The next president will have a chance to shape Santa Fe College’s new, five-year strategic plan. The college also expects its next leader to raise money and construct a new campus in downtown Gainesville.

“As noted elsewhere in this search profile, there are significant racial and socio-economic issues that must be addressed in East Gainesville,” the college reported. “The Downtown Campus will be a key component in meeting those needs.”

Exasperated by an apparent lack of state funding , the college required its next president to have a “strong presence in Tallahasee and close connections with the governor and local delegation,” according to its search profile.

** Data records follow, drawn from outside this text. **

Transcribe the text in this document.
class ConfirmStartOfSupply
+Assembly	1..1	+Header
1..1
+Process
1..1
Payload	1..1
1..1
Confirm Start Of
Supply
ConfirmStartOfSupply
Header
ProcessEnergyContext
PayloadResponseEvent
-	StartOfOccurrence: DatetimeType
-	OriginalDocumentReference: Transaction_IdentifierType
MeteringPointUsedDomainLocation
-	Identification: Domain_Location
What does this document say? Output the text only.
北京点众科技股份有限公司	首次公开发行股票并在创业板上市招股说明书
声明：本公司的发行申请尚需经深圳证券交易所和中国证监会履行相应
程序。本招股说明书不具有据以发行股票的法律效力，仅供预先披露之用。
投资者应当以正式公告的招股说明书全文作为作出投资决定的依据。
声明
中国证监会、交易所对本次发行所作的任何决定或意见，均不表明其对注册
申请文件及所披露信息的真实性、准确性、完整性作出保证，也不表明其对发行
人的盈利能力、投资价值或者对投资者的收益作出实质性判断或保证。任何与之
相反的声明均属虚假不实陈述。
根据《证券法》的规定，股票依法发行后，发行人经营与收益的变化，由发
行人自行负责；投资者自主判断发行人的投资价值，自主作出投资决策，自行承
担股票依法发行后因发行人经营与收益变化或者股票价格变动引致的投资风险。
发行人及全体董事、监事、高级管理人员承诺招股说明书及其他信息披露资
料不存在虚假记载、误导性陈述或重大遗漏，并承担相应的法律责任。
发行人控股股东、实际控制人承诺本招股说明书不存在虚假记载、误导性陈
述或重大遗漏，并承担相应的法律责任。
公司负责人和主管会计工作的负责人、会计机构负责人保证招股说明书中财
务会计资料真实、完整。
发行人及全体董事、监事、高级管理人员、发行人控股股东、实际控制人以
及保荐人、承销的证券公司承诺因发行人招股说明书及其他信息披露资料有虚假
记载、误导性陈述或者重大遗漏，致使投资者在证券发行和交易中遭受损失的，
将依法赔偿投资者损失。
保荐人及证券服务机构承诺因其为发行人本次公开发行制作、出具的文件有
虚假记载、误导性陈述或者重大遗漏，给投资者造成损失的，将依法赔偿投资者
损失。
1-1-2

In the application, Hopes said he was no stranger to competing for limited funds, pointing to several decades of experience as a registered lobbyist. He also provided five references, including Florida’s previous governor, and Sen. Joe Gruters, R-Sarasota.

Hopes listed his experience as a science teacher, hospital administrator and researcher in the 1980s. He noted the birth of a lobbying career in the 1990s, and the start of CliniLinc, a health and technology company, in the early 2000s.

He also worked with former Gov. Jeb Bush as a leader in the state’s Agency for Health Care Administration, and more recently with the Republican Party of Florida, as a member of its executive committee.

According to his resume, Hopes earned three degrees from USF, where he now works as an adjunct instructor. He also served on its Board of Trustees from 2013 to 2017.

Santa Fe College plans to interview semifinalists in August, and to choose its fifth president by October.

“Santa Fe is being transitioned at an incredible time in its history and I would like the opportunity to invest my remaining professional career, experience, education and skill into the continued trajectory to be the college that all others aspire to be,” Hopes said in his application.